Pitcher Fly Ball Rate
Pitchers who induce fly balls (rather than ground balls) are more homer-prone — fly balls have the only realistic chance of leaving the park. League avg is 37% fly ball rate.
Tier 2 — Matchup & Context
Who is pitching, where is the game, and how do the styles match up
Platoon Split
Many hitters have dramatic left/right splits — a lefty slugger might hit .290 vs RHP but .190 vs LHP. We look up the batter's actual HR rate against this pitcher's throwing arm, then blend toward season rate based on how many PA of platoon data we have (needs 30+ PA to fully trust).
Park Factor
Ballparks vary enormously. Coors Field (Colorado) inflates HR probability by ~40%. Petco Park (San Diego) suppresses it. We apply the park's historical HR factor directly — it's one of the few factors that's objective and doesn't need blending.
Pitch Arsenal Matchup
We score how well this specific batter matches up against this pitcher's pitch mix. If a pitcher throws 50% sliders and the batter crushes sliders (.420 xwOBA), that's a structural advantage. Weighted by pitch usage — a 5% curveball matters less than a 50% fastball.

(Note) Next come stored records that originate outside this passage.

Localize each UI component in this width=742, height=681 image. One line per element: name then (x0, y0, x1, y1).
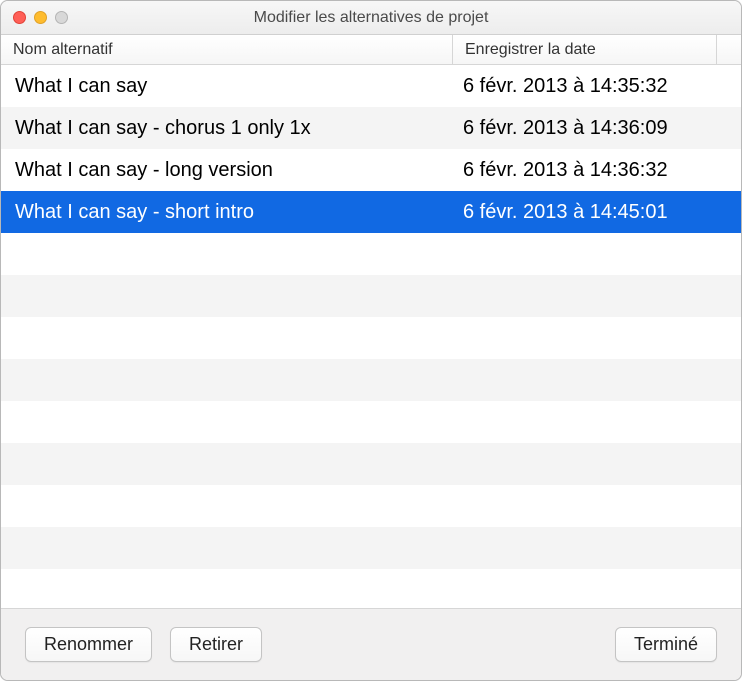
done-button[interactable]: Terminé (615, 627, 717, 662)
close-icon[interactable] (13, 11, 26, 24)
table-row-empty (1, 275, 741, 317)
cell-date: 6 févr. 2013 à 14:36:32 (453, 159, 741, 182)
table-row[interactable]: What I can say - short intro6 févr. 2013… (1, 191, 741, 233)
titlebar: Modifier les alternatives de projet (1, 1, 741, 35)
remove-button[interactable]: Retirer (170, 627, 262, 662)
table-row-empty (1, 443, 741, 485)
cell-name: What I can say (1, 75, 453, 98)
window-title: Modifier les alternatives de projet (1, 9, 741, 27)
cell-date: 6 févr. 2013 à 14:36:09 (453, 117, 741, 140)
table-body[interactable]: What I can say6 févr. 2013 à 14:35:32Wha… (1, 65, 741, 608)
table-row-empty (1, 317, 741, 359)
column-header-scroll (717, 35, 741, 64)
zoom-icon (55, 11, 68, 24)
traffic-lights (1, 11, 68, 24)
table-row[interactable]: What I can say - chorus 1 only 1x6 févr.… (1, 107, 741, 149)
table-row-empty (1, 233, 741, 275)
cell-name: What I can say - short intro (1, 201, 453, 224)
table-row-empty (1, 401, 741, 443)
column-header-name[interactable]: Nom alternatif (1, 35, 453, 64)
column-header-date[interactable]: Enregistrer la date (453, 35, 717, 64)
cell-name: What I can say - chorus 1 only 1x (1, 117, 453, 140)
cell-name: What I can say - long version (1, 159, 453, 182)
cell-date: 6 févr. 2013 à 14:45:01 (453, 201, 741, 224)
footer: Renommer Retirer Terminé (1, 608, 741, 680)
table-row[interactable]: What I can say - long version6 févr. 201… (1, 149, 741, 191)
minimize-icon[interactable] (34, 11, 47, 24)
cell-date: 6 févr. 2013 à 14:35:32 (453, 75, 741, 98)
dialog-window: Modifier les alternatives de projet Nom … (0, 0, 742, 681)
table-header: Nom alternatif Enregistrer la date (1, 35, 741, 65)
rename-button[interactable]: Renommer (25, 627, 152, 662)
table-row[interactable]: What I can say6 févr. 2013 à 14:35:32 (1, 65, 741, 107)
table-row-empty (1, 359, 741, 401)
table-row-empty (1, 527, 741, 569)
table-row-empty (1, 485, 741, 527)
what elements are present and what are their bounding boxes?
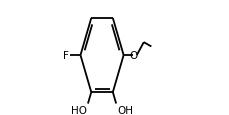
Text: HO: HO: [71, 105, 87, 115]
Text: O: O: [129, 51, 137, 61]
Text: OH: OH: [117, 105, 132, 115]
Text: F: F: [63, 51, 68, 61]
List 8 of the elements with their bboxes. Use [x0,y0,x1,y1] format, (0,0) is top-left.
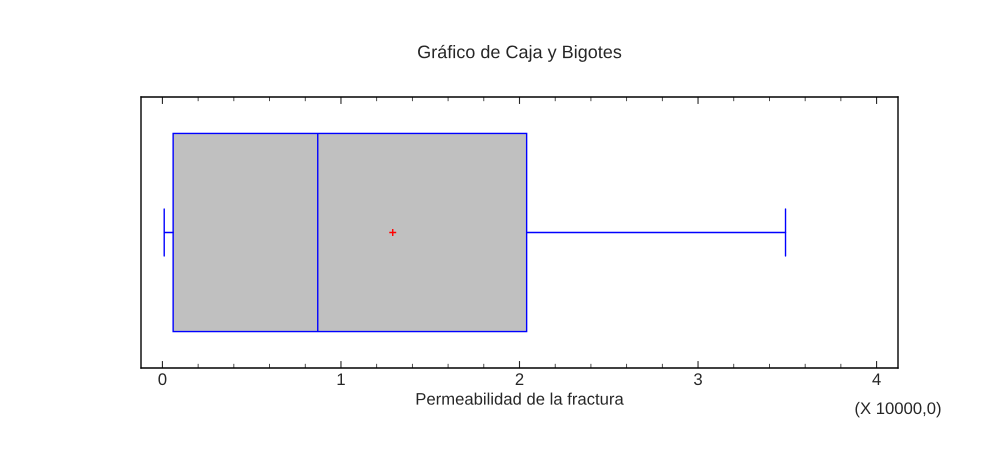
x-tick-label: 4 [872,373,881,385]
x-axis-title: Permeabilidad de la fractura [416,392,624,405]
x-tick-label: 0 [158,373,166,386]
text: (X 10000,0) [855,402,941,418]
x-tick-label: 2 [516,373,524,385]
chart-title: Gráfico de Caja y Bigotes [418,44,622,62]
x-tick-label: 3 [694,373,702,386]
x-tick-label: 1 [338,373,345,385]
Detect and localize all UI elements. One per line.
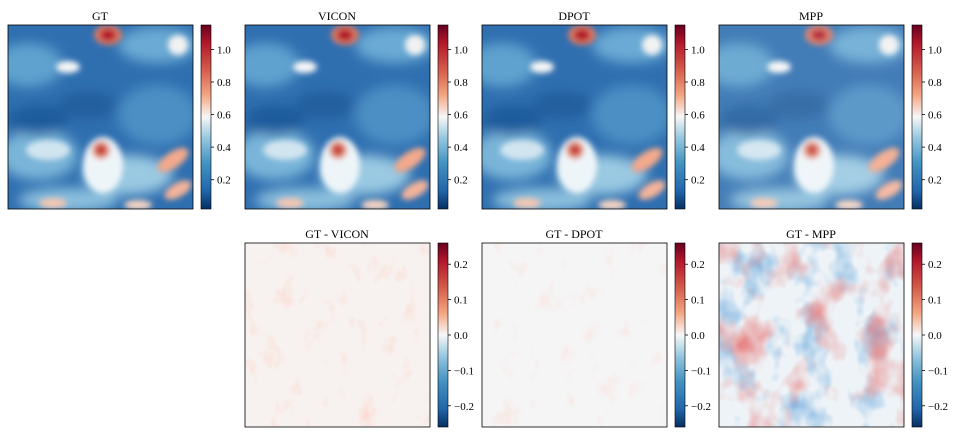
colorbar-tick-label: 0.1: [928, 295, 942, 307]
colorbar-tick-label: 0.2: [928, 175, 942, 187]
colorbar-tick-label: −0.1: [928, 365, 948, 377]
colorbar: [437, 242, 449, 428]
colorbar: [437, 24, 449, 210]
plot-frame: [718, 242, 905, 428]
panel-title: DPOT: [558, 9, 590, 23]
colorbar-tick-label: 0.4: [454, 142, 468, 154]
colorbar: [200, 24, 212, 210]
colorbar-tick-label: 0.8: [928, 77, 942, 89]
colorbar-tick-label: 0.4: [217, 142, 231, 154]
colorbar-tick-label: 0.2: [217, 175, 231, 187]
panel-title: GT - VICON: [305, 227, 369, 241]
colorbar-tick-label: 0.2: [928, 259, 942, 271]
colorbar-tick-label: −0.1: [454, 365, 474, 377]
plot-frame: [718, 24, 905, 210]
colorbar: [911, 24, 923, 210]
panel-gt-vicon: GT - VICON: [244, 227, 431, 428]
panel-gt-mpp: GT - MPP: [718, 227, 905, 428]
colorbar-tick-label: −0.2: [454, 401, 474, 413]
colorbar-tick-label: 0.6: [217, 110, 231, 122]
colorbar-tick-label: 0.2: [691, 259, 705, 271]
colorbar-tick-label: 0.8: [217, 77, 231, 89]
panel-title: GT: [92, 9, 109, 23]
plot-frame: [244, 242, 431, 428]
colorbar-tick-label: 0.2: [691, 175, 705, 187]
colorbar-tick-label: 0.0: [691, 330, 705, 342]
plot-frame: [244, 24, 431, 210]
colorbar-tick-label: 0.4: [691, 142, 705, 154]
plot-frame: [481, 242, 668, 428]
colorbar-tick-label: 0.1: [691, 295, 705, 307]
colorbar-tick-label: 0.2: [454, 259, 468, 271]
colorbar-tick-label: 0.6: [691, 110, 705, 122]
panel-gt-dpot: GT - DPOT: [481, 227, 668, 428]
colorbar-tick-label: −0.2: [691, 401, 711, 413]
plot-frame: [7, 24, 194, 210]
colorbar-tick-label: 1.0: [217, 44, 231, 56]
colorbar-tick-label: 0.8: [454, 77, 468, 89]
panel-vicon: VICON: [244, 9, 431, 210]
colorbar-tick-label: 1.0: [454, 44, 468, 56]
colorbar: [674, 242, 686, 428]
panel-dpot: DPOT: [481, 9, 668, 210]
colorbars: 0.2 0.4 0.6 0.8 1.0 0.2 0.4 0.6 0.8 1.0 0.2 0.4 0.6 0…: [200, 24, 948, 428]
colorbar-tick-label: −0.2: [928, 401, 948, 413]
colorbar-tick-label: 0.0: [454, 330, 468, 342]
panel-title: MPP: [799, 9, 823, 23]
plot-frame: [481, 24, 668, 210]
colorbar-tick-label: 0.4: [928, 142, 942, 154]
panel-title: GT - DPOT: [545, 227, 603, 241]
colorbar-tick-label: 0.6: [454, 110, 468, 122]
colorbar: [674, 24, 686, 210]
colorbar-tick-label: 1.0: [928, 44, 942, 56]
colorbar-tick-label: 0.0: [928, 330, 942, 342]
colorbar-tick-label: 0.8: [691, 77, 705, 89]
panel-title: VICON: [318, 9, 356, 23]
colorbar-tick-label: 0.2: [454, 175, 468, 187]
panel-gt: GT: [7, 9, 194, 210]
colorbar-tick-label: 0.1: [454, 295, 468, 307]
panel-mpp: MPP: [718, 9, 905, 210]
panel-title: GT - MPP: [786, 227, 836, 241]
colorbar-tick-label: −0.1: [691, 365, 711, 377]
colorbar-tick-label: 1.0: [691, 44, 705, 56]
colorbar: [911, 242, 923, 428]
colorbar-tick-label: 0.6: [928, 110, 942, 122]
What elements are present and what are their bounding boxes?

Tier 3 — Recent Form & Conditions
Short-term signals and game-day environment · dampened weights
Rolling 5-Game Exit Velocity
Is this batter hot right now? We look at average exit velocity over the last 5 games. A player consistently hitting 95+ mph in recent games is in a strong contact phase. EV is the most reliable short-window signal — more stable than HR rate or barrel rate in small samples.
Recent Barrel Bonus
If a batter has barreled balls in the last 5 games (on top of high EV), they get a small additional bonus. Barrels on top of high EV = they're not just hitting hard, they're hitting with optimal launch angle too.
Wind
Wind blowing out to center/right adds real carry — we apply up to +15% for strong tailwinds (20+ mph out). Wind blowing in suppresses probability by up to -12%. Crosswinds and indoor parks are treated as neutral.
Temperature
Warmer air is less dense, so the ball carries slightly farther. We apply a small linear effect — about 0.1% per degree above 72°F baseline. The effect is real but modest (never more than ±7%).
Confidence Tiers
How we classify each pick
Probability ≥ 12%
Multiple factors aligning strongly — elite power hitter, vulnerable pitcher, favorable park and conditions. Our top picks.
Probability ≥ 7%
Solid matchup with meaningful edge over the league average. Worth tracking closely.
Probability < 7%
Below-average conditions or matchup. Listed for completeness — not the picks we lead with.
The 25% Hard Cap
No matter how many factors line up, we cap the final probability at 25%. Live performance data showed our HIGH and MEDIUM picks connecting at 26%+, so the model's outputs are calibrated to reflect that real-world rate. The cap prevents extreme compounding on outlier days.
What the Model Doesn't Know
Injuries not yet announced. Pitch tip-offs or sequencing adjustments. Lineup changes after 11 AM ET. Player fatigue, travel days, personal circumstances. The model is a probabilistic tool — it identifies edges in aggregate, not guarantees for any single at-bat.